Failure Mode Effects Analysis (FMEA) of Cryospray Ablation in the Airways of Swine

Background: Cryospray Ablation (CSA) evokes tissue necrosis, allowing the regeneration of healthy tissue. In order to determine feasibility and safety of CSA for human lung disease, we tested FMEA in swine. Methods: Three swine were tested to cardiopulmonary collapse defined as the absence of tissue perfusion and oxygenation. Physiologic measurements were continuously assessed, including pulmonary artery pressure, end tidal (EtCO2), pulse oximetry, EKG, BP, and fluoroscopy of the chest. The cryospray catheter was placed into the airway via the bronchoscope and a closed system was maintained. Cryospray was delivered into the airway until cardiopulmonary collapse (CPC). Results: The appearance of barotrauma on fluoroscopy defined as a visible pneumothorax did not result in substantive change of hemodynamic or gas exchange parameters. However, progressive increases in intrathoracic pressure from the continued delivery of the cryospray resulted in CPC secondary to right heart failure.

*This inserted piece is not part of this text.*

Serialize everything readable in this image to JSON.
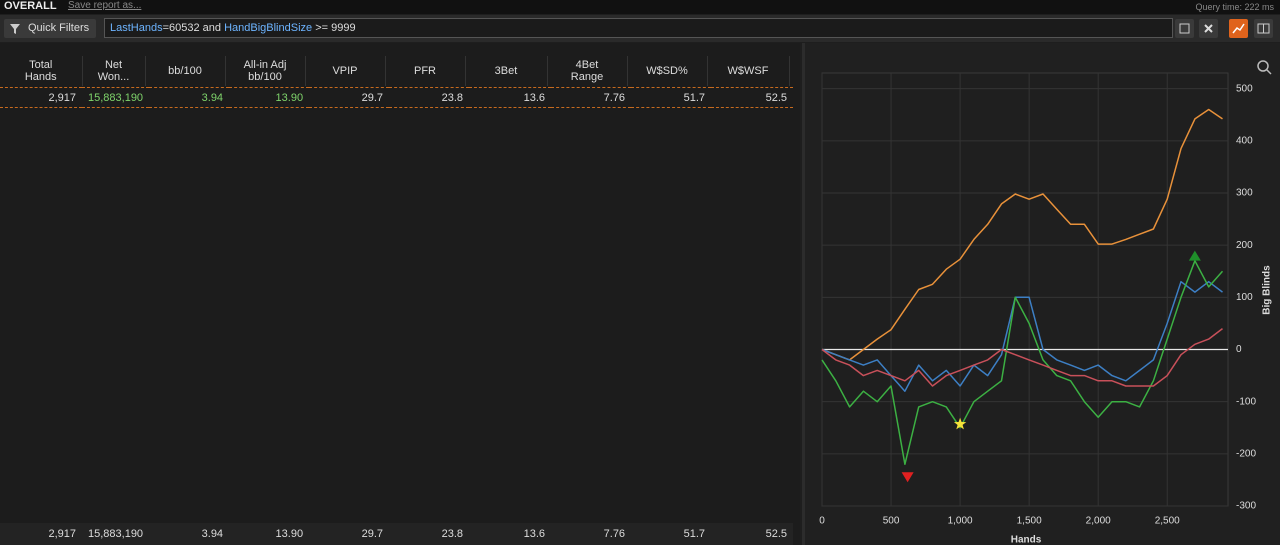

The heralding event of collapse in all animals was the eventration of the right ventricle on fluoroscopy followed rapidly by the development of a non‐perfusing rhythm, the loss of a waveform on the pulmonary artery catheter (PAC), and the loss of EtCO2 and pulse oximetry data. Using pulmonary artery systolic pressure (PASP) as a surrogate for intrathoracic pressure, PAC data suggested it was necessary to raise PASP to greater than 70mmHG (baseline values ∼20mmHG) to achieve the above result. Cardiac function could be restored to normal upon the retardation of cryospray. There was no evidence of airway disruption. Conclusion: FMEA of the CSA system in the airway suggests the potential to safely use this modality for the treatment of human lung diseases.